Mrs. Wyndham left the room, locking the door behind her and putting the key into her pocket. She told her daughters that they were neither of them to go near Peggy, and expressed anger and annoyance when Molly began to cry.
“You make me sick, Molly,” she said. “Now do control yourself; take a lesson from your sister. That girl’s spirit must be broken in, or I won’t live in the house with her. Thank goodness, she’s safe for the present. I declare, she has quite tired me out. Girls, you had better take the pony trap and drive over to see the Wrenns and invite them to tea to-morrow. I shall go and lie down in my bedroom.”
Mrs. Wyndham lay on her sofa close to the open window, and, the day being warm and she really tired, dropped asleep. “For once I’ve got the better of that Irish imp,” she murmured to herself as she dropped into placid slumber.
But Mrs. Wyndham had reckoned without her host. When Peggy found herself locked up in her spacious bedroom she first gave vent to some angry words, and burying her little face in the bedclothes, “drownded” herself, as she expressed it, in her tears. But tears with the Irish girl were something like the showers of an April day. Soon she was looking around her and smiling to herself. The window of her bedroom was wide open, and had she not escaped by that same window before on that very day?
“Faix thin,” she muttered, “it’s herself don’t know much. I’m not in dread of her, not at all, nor any of the grand folk I’m likely to meet here. Is it me that’s scared? Not me. Why, even the servants, they don’t paralyse me; us in Ireland”—here she threw her head back—“ah! it takes a dale o’ trouble to import us to a place like this. I declare, for the love o’ goodness! I think I’ll run away again.”

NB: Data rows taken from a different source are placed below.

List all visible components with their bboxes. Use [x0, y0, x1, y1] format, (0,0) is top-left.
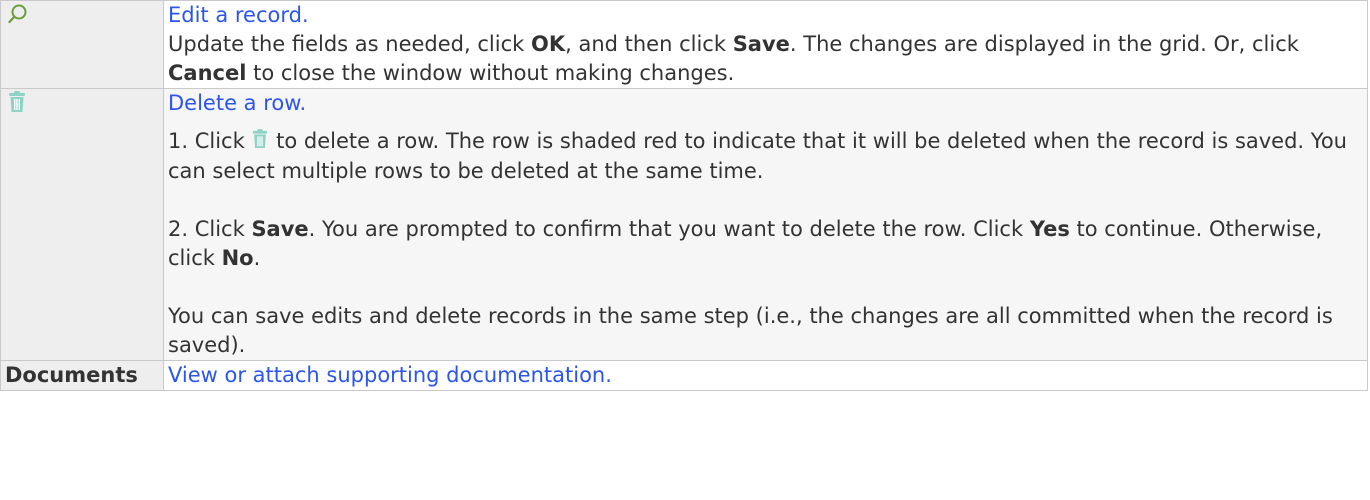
help-table: Edit a record. Update the fields as need…: [0, 0, 1368, 391]
key-cell-documents: Documents: [0, 359, 164, 391]
trash-icon-inline: [251, 128, 269, 157]
save-label-2: Save: [251, 216, 309, 241]
yes-label: Yes: [1029, 216, 1070, 241]
desc-cell-delete: Delete a row. 1. Click to delete a row. …: [163, 88, 1368, 361]
key-cell-edit: [0, 0, 164, 89]
delete-row-link[interactable]: Delete a row.: [168, 91, 306, 115]
cancel-label: Cancel: [168, 61, 247, 85]
desc-cell-documents: View or attach supporting documentation.: [163, 359, 1368, 391]
no-label: No: [221, 245, 254, 270]
table-row-delete: Delete a row. 1. Click to delete a row. …: [0, 88, 1368, 361]
edit-record-link[interactable]: Edit a record.: [168, 3, 309, 27]
search-icon: [7, 3, 29, 33]
delete-step-2: 2. Click Save. You are prompted to confi…: [168, 216, 1323, 270]
documents-link[interactable]: View or attach supporting documentation.: [168, 363, 612, 387]
table-row-edit: Edit a record. Update the fields as need…: [0, 0, 1368, 89]
delete-note: You can save edits and delete records in…: [168, 303, 1333, 357]
table-row-documents: Documents View or attach supporting docu…: [0, 359, 1368, 391]
desc-cell-edit: Edit a record. Update the fields as need…: [163, 0, 1368, 89]
edit-instructions: Update the fields as needed, click OK, a…: [168, 32, 1299, 85]
documents-label: Documents: [5, 362, 138, 387]
key-cell-delete: [0, 88, 164, 361]
trash-icon: [7, 91, 27, 121]
delete-step-1: 1. Click to delete a row. The row is sha…: [168, 128, 1347, 183]
save-label: Save: [732, 32, 790, 56]
ok-label: OK: [530, 32, 566, 56]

No sooner had the thought occurred to her than Peggy resolved to act upon it. She was out of the window and sitting on the roof, then she managed to scramble until she got to a great stack of chimneys. These she inspected with keen interest, not in the least regarding the fact that her white frock was turning black. She had now mounted up to a good height, and from where she stood she could get a glimpse of the yard. Some fowls of different sizes and sorts were strutting about there in a most important manner; a flock of geese came into view, led by a great white gander; and, finally, the king of the farmyard appeared, in the shape of a huge turkey-cock, who said, “Gobble, gobble, gobble,” as he was followed hither and thither by his troop of wives.
“The Lord be praised!” cried Peggy, “glory be to heaven, but it’s consoled I be.”
By turning and twisting and clinging, occasionally climbing up a little way and occasionally going down a little way, Peggy found herself right round at the back of the house and hanging over the farmyard. There was a good drop, however—at least thirty feet—between her and the ground, and this drop, try as she would, she did not dare to manage unaided. Several men, belonging to the farm, were moving about, employed over their several duties; not one, however, looked up to where the child with the bright eyes and face much blackened with chimney smuts, was regarding them wistfully. Presently, however, a burly-looking man came and stood exactly under the portion of the roof to which poor Peggy was clinging. He was a big man, at least six feet in stature. Here was her opportunity.
“Yerra, Pat!” she screamed, “hould aisy, for the love o’ God; don’t stir, man, as you value your immortal! I’m comin’.”
The next instant the man, who was christened Pat by the girl on the roof, felt a sharp bump on his shoulders, and Peggy, clinging with her dirty little arms to his neck, burst into a fit of laughter and tumbled to the ground.